# Risk Rules

- Automated R1 read-only queries are allowed: nodes, Pods, Deployments, StatefulSets, DaemonSets, Services, Ingresses, PDBs, ReplicaSets, node metrics, and report generation.
- The scanner is prohibited from automatically modifying replica counts, PDBs, probes, affinity rules, topology spread constraints, request/limit settings, node pools, master configurations, or addon configurations.
- Any real remediation must be explicitly authorized by the customer, with documented impact scope, rollback method, and verification metrics.
- Regular workloads in `kube-system` are not treated as business risks by default, but core addons such as CoreDNS, nginx-ingress, and ingress-nginx must be checked for anti-affinity and distribution risks.
- When the managed control-plane master nodes are not visible, do not assume master high availability; mark it as a data gap and recommend verification via the CCE console/API.

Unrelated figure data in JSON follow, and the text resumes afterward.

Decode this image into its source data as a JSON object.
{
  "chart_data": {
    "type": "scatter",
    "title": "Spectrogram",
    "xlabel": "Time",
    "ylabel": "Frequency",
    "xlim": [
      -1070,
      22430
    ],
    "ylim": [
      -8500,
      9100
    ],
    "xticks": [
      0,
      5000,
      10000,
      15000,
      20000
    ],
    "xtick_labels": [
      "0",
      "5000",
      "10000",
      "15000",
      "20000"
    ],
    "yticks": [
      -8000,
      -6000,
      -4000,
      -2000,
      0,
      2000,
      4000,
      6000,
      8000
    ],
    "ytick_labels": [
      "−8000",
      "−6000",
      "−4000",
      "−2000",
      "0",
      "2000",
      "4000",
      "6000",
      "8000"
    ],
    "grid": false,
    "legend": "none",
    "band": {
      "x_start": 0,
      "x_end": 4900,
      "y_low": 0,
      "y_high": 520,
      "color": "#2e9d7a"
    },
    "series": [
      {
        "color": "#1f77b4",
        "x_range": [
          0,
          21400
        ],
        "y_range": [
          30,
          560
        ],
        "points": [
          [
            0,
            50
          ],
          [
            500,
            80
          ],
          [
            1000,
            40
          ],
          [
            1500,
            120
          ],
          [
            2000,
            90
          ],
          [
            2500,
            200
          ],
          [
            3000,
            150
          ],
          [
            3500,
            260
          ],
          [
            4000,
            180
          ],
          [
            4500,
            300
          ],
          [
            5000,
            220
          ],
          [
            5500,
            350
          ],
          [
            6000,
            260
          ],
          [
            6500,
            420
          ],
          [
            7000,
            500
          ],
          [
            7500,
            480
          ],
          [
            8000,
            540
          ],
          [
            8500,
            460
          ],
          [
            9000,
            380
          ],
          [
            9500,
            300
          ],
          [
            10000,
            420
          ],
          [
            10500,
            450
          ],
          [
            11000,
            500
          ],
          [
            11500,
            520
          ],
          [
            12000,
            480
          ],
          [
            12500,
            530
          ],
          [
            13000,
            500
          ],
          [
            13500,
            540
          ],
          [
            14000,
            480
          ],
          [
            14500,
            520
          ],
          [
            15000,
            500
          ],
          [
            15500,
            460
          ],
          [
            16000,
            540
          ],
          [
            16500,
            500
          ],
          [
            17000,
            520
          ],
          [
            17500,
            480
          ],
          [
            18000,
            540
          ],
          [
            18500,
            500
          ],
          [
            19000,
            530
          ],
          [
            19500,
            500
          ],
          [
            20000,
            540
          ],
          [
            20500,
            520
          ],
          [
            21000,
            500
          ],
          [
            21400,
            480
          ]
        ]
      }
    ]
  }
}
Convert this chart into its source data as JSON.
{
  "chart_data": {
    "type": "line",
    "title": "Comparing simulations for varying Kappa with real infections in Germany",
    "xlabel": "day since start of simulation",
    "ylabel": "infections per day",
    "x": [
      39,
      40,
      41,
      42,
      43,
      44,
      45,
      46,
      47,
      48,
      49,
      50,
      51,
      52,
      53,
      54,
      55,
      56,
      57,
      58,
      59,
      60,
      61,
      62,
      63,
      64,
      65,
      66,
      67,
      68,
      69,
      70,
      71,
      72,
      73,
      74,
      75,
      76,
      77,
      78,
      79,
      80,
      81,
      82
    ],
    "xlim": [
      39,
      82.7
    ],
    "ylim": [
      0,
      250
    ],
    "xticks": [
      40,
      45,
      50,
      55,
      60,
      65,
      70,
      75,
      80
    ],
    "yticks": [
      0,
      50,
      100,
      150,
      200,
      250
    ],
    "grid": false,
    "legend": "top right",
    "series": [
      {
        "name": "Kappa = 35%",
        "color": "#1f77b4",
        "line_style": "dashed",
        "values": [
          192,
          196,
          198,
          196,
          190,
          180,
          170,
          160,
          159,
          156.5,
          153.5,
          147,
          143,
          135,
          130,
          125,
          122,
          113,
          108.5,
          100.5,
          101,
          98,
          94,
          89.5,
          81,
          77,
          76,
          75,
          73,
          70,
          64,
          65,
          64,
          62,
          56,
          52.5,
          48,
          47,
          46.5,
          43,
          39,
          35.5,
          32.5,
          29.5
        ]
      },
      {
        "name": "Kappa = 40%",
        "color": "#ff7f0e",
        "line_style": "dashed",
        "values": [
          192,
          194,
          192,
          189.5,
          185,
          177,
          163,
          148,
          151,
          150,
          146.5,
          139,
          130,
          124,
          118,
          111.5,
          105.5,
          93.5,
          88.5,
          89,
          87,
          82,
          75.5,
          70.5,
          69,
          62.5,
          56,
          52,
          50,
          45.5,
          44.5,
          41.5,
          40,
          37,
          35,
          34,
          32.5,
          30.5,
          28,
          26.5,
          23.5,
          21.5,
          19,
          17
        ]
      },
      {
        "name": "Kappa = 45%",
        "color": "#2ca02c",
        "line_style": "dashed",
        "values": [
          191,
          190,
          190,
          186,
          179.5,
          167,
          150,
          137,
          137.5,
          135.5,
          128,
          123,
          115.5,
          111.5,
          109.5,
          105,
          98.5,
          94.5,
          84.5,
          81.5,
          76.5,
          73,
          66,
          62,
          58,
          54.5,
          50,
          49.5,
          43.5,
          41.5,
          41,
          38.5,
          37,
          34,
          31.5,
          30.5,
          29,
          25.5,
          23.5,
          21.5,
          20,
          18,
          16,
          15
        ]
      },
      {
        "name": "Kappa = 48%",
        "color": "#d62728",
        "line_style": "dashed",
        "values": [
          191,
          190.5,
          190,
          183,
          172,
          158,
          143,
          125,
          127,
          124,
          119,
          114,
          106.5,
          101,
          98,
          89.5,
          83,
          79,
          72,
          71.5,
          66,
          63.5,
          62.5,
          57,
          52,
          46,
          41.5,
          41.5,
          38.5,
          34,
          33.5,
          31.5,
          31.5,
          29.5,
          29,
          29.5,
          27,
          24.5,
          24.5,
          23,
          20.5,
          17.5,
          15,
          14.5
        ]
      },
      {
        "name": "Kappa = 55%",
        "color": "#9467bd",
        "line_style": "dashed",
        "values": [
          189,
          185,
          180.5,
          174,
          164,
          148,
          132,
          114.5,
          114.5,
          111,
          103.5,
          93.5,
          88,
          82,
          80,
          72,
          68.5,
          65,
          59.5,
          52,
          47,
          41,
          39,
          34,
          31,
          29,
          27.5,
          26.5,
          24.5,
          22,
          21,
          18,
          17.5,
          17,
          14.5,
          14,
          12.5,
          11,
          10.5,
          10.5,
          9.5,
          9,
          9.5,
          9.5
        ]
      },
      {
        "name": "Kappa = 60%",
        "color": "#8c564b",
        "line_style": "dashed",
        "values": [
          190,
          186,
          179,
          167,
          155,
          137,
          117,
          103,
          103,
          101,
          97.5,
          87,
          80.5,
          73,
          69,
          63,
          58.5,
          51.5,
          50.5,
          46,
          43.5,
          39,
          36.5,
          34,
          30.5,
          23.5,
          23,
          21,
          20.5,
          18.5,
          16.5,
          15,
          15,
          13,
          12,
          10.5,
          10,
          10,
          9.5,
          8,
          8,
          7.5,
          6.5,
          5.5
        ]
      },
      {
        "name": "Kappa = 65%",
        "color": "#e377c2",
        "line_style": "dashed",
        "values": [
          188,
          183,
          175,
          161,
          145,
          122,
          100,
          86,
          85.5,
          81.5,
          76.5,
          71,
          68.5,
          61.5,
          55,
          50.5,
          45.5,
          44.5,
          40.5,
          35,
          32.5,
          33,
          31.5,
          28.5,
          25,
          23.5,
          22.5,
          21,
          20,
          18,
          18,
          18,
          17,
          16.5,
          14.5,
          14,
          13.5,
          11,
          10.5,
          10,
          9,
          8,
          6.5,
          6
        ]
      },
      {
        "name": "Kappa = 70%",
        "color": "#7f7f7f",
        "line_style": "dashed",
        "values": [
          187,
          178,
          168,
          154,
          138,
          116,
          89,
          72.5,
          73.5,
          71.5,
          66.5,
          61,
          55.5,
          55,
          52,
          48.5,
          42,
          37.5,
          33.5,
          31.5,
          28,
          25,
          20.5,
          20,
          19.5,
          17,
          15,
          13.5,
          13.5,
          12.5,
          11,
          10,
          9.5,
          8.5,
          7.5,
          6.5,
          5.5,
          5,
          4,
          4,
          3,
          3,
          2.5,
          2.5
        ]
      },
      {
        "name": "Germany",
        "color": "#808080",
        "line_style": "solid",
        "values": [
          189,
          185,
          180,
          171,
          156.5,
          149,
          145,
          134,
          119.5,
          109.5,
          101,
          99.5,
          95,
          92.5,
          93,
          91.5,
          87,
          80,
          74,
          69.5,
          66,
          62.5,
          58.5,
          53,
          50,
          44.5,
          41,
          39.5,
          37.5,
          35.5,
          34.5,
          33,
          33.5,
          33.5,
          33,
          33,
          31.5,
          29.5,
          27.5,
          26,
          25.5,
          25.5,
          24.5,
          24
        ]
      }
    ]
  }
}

- Remediation for single-replica, stateful, or gateway services must first confirm that the business supports multi-replica operation, session persistence, storage binding, and traffic entry policies.
- Before modifying health checks, confirm the probe path, port, timeout, initial delay, and failure threshold to avoid incorrect probes causing batch restarts.
- Before modifying affinity or topology spread, confirm node pool capacity, AZ resource availability, storage AZ binding, taints, and tolerations configuration.